Distinguished Leaders, guests, members. Friends.
It is a great privilege to be invited to deliver a message of support for this Convention at this historic venue on Constitutional Hill.
In fact, I must tell you that on my visits to Johannesburg, I quite often come here to Constitutional Hill. It is a place of somber reflection. It’s a place that reminds me of where we’ve come from as a country and the victories that we have achieved.
But I must admit that it has also become a place that increasingly invokes negative emotions in me: of a vision unrealised, wounds unhealed, victims still yearning for justice and the plight of the people still neglected.
The GOOD Party was formed to answer this injustice, through the four founding pillars which underpin our movement: economic justice, social justice, spatial justice and environmental justice.
But, unfortunately, there are increasingly fewer political actors that still share this progressive vision for justice, equality and true reconciliation in South Africa.
As the ruling party’s decline accelerates, we are seeing a rise of populism and the consolidation of right-wing forces.
This provides a grave threat to political stability in South Africa, and threatens the resilience of our social fabric.
But parties like Rise Mzansi (and ours!) give me hope. Like many South Africans, I first got to know Songezo Zibi through his book, Manifesto.
As soon as I started reading it, I knew that we had found an ally in this fight.
We are friends, not enemies. We share your values of Freedom, Equality, Integrity, Solidarity and Justice.
As South Africa moves from a dominant-party democracy, into an era of coalitions characterised by inter-party co-operation, our political culture must change with it.
South Africans are sick of the divisive, adversarial and immature rhetoric that has punctuated the political scene in this country for far too long.
They want our leaders to check their egos at the door, show maturity and come together to forge sensible, selfless solutions to the serious problems that we face.
South Africa is the most unequal country on this earth. The scars of its shameful history still define the destiny of its victims. Poverty and unemployment abound. The state of its public finances is perilous, exaggerated by astonishing levels of corruption and maladministration. Globally, the world faces its greatest ever existential threat as our planet warms to irreversible levels, bringing with it devastating weather events, exaggerated resource inequality, and a new wave of migration as people seek refuge from regions that will soon become uninhabitable unless drastic and urgent actions are taken.
South Africa finds itself in an energy crisis fuelled by its dogmatic devotion to a carbon-intensive economy. It risks being left behind as the world transitions to a green future, leaving critical assets stranded and closing the taps on some of our major exports.
Like with most other things, it will be the poor who suffer the harshest effects.
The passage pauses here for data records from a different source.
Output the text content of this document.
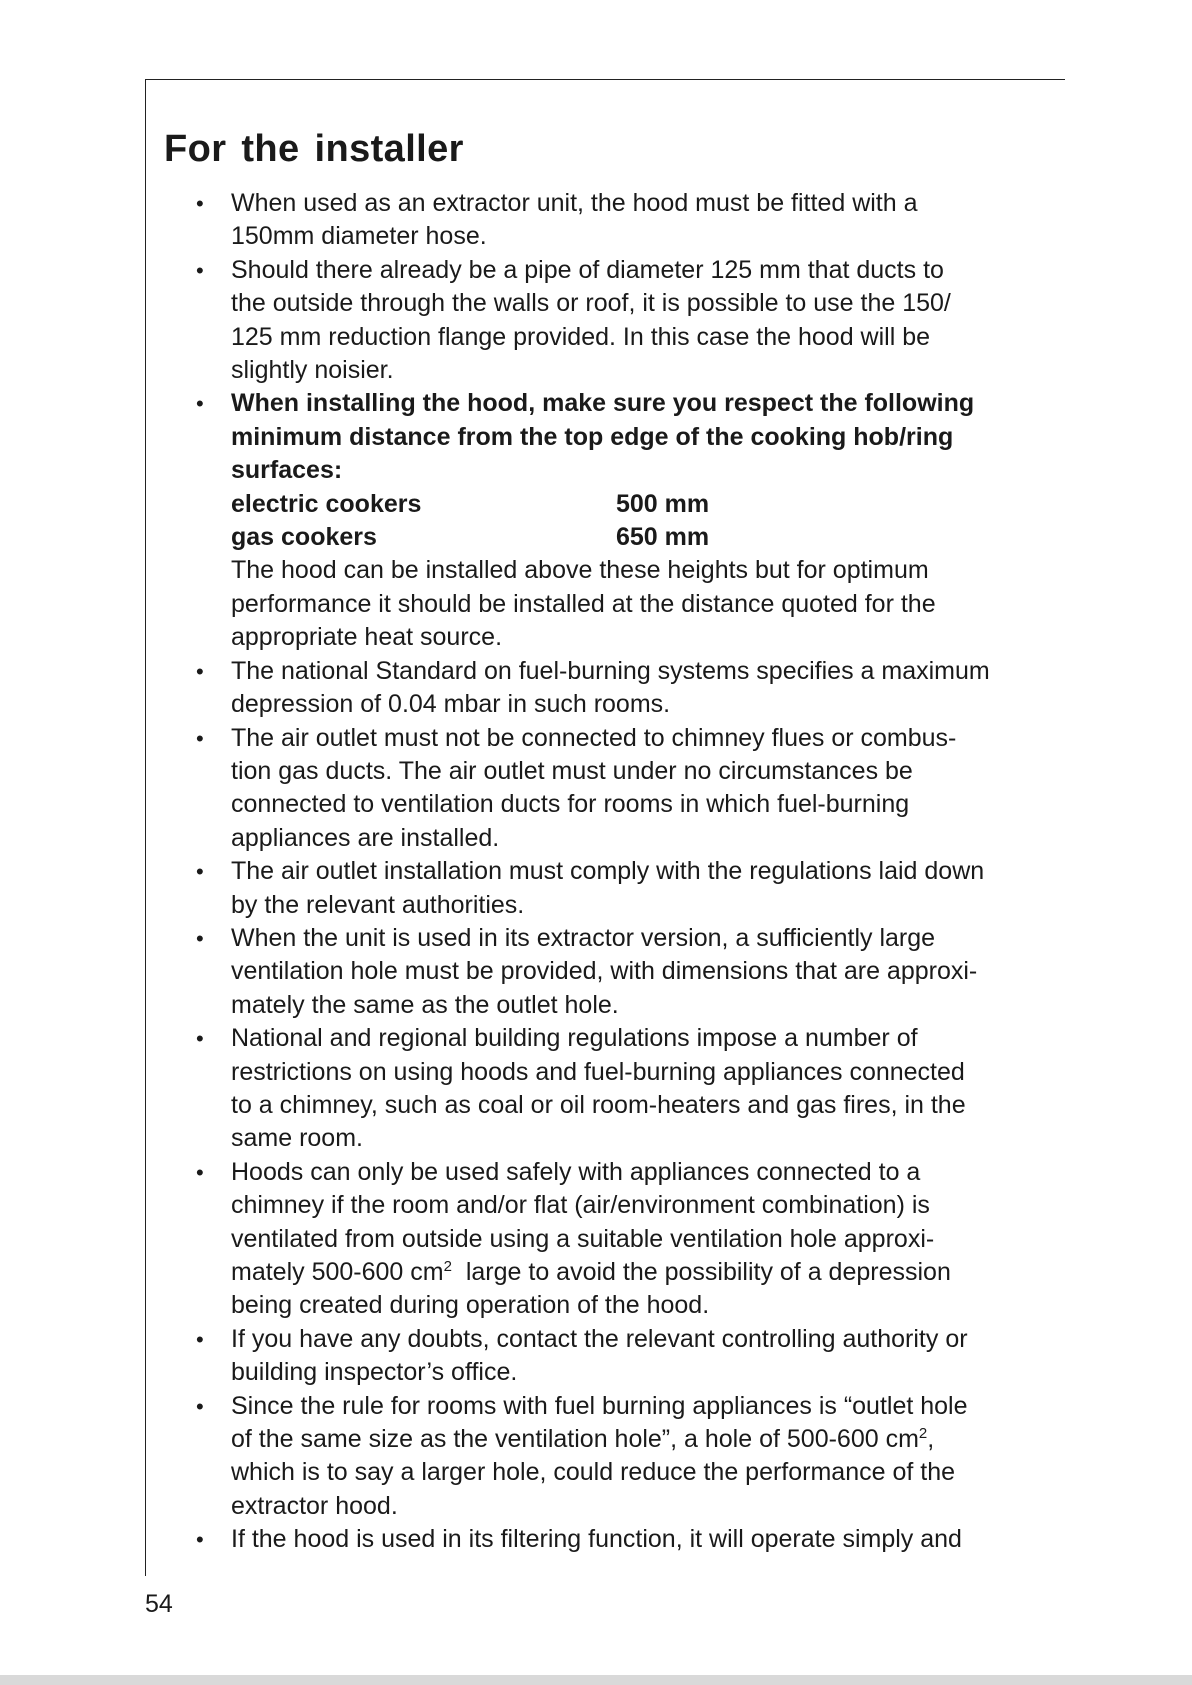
For the installer
• When used as an extractor unit, the hood must be fitted with a
150mm diameter hose.
• Should there already be a pipe of diameter 125 mm that ducts to
the outside through the walls or roof, it is possible to use the 150/
125 mm reduction flange provided. In this case the hood will be
slightly noisier.
• When installing the hood, make sure you respect the following
minimum distance from the top edge of the cooking hob/ring
surfaces:
electric cookers	500 mm
gas cookers	650 mm
The hood can be installed above these heights but for optimum
performance it should be installed at the distance quoted for the
appropriate heat source.
• The national Standard on fuel-burning systems specifies a maximum
depression of 0.04 mbar in such rooms.
• The air outlet must not be connected to chimney flues or combus-
tion gas ducts. The air outlet must under no circumstances be
connected to ventilation ducts for rooms in which fuel-burning
appliances are installed.
• The air outlet installation must comply with the regulations laid down
by the relevant authorities.
• When the unit is used in its extractor version, a sufficiently large
ventilation hole must be provided, with dimensions that are approxi-
mately the same as the outlet hole.
• National and regional building regulations impose a number of
restrictions on using hoods and fuel-burning appliances connected
to a chimney, such as coal or oil room-heaters and gas fires, in the
same room.
• Hoods can only be used safely with appliances connected to a
chimney if the room and/or flat (air/environment combination) is
ventilated from outside using a suitable ventilation hole approxi-
mately 500-600 $cm^2$  large to avoid the possibility of a depression
being created during operation of the hood.
• If you have any doubts, contact the relevant controlling authority or
building inspector’s office.
• Since the rule for rooms with fuel burning appliances is “outlet hole
of the same size as the ventilation hole”, a hole of 500-600 $cm^2$,
which is to say a larger hole, could reduce the performance of the
extractor hood.
• If the hood is used in its filtering function, it will operate simply and
54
As leaders, our first and foremost priority is to protect the most vulnerable members of our society. As GOOD, we feel that the foundational ingredients to dignity are a safe space to call home, and a basic income that at least meets the food poverty line.
The provision and expansion of social security is unavoidable in our view, given the reality that by even the most optimistic growth forecasts, the gross number of unemployed persons will not materially decline when population growth is factored in.
In the context of these severe challenges, how can we not but offer our most sincere support to this, the People’s Convention of Rise Mzansi, designed to enable serious discussion aimed to forging solutions to these problems.
And while there is good reason for a degree of pessimism in South Africa in the present moment, I also find room for great hope.
Beyond the scar tissue of the fights behind us, a new generation is bubbling to the surface. It is a generation that speaks of justice, of equity, of sustainability and of love in any form and without judgement.
It is a generation that craves unity and a future that is worth fighting for. We have a responsibility to fight their fight for them, and fight it alongside them rather than from above them.
Finally, as I speak today on behalf of GOOD, it would be remiss of me not to extend the very best wishes of our Leader, Patricia de Lille, who would love to be able to be here today but, I’m afraid, the President gets to veto her diary!
Aunty Pat was once the spearhead of another bubbling new generation that wanted to disrupt the status quo and secure a fairer and just future for her compatriots. Along with many other heroes of our nation, she won that fight.
Change is possible.
Now again it’s time for the GOOD people to RISE up and triumph over evil.
I wish Rise Mzansi the very best for these important policy discussions. So long as it is the good of the people that you seek, GOOD will always stand beside you.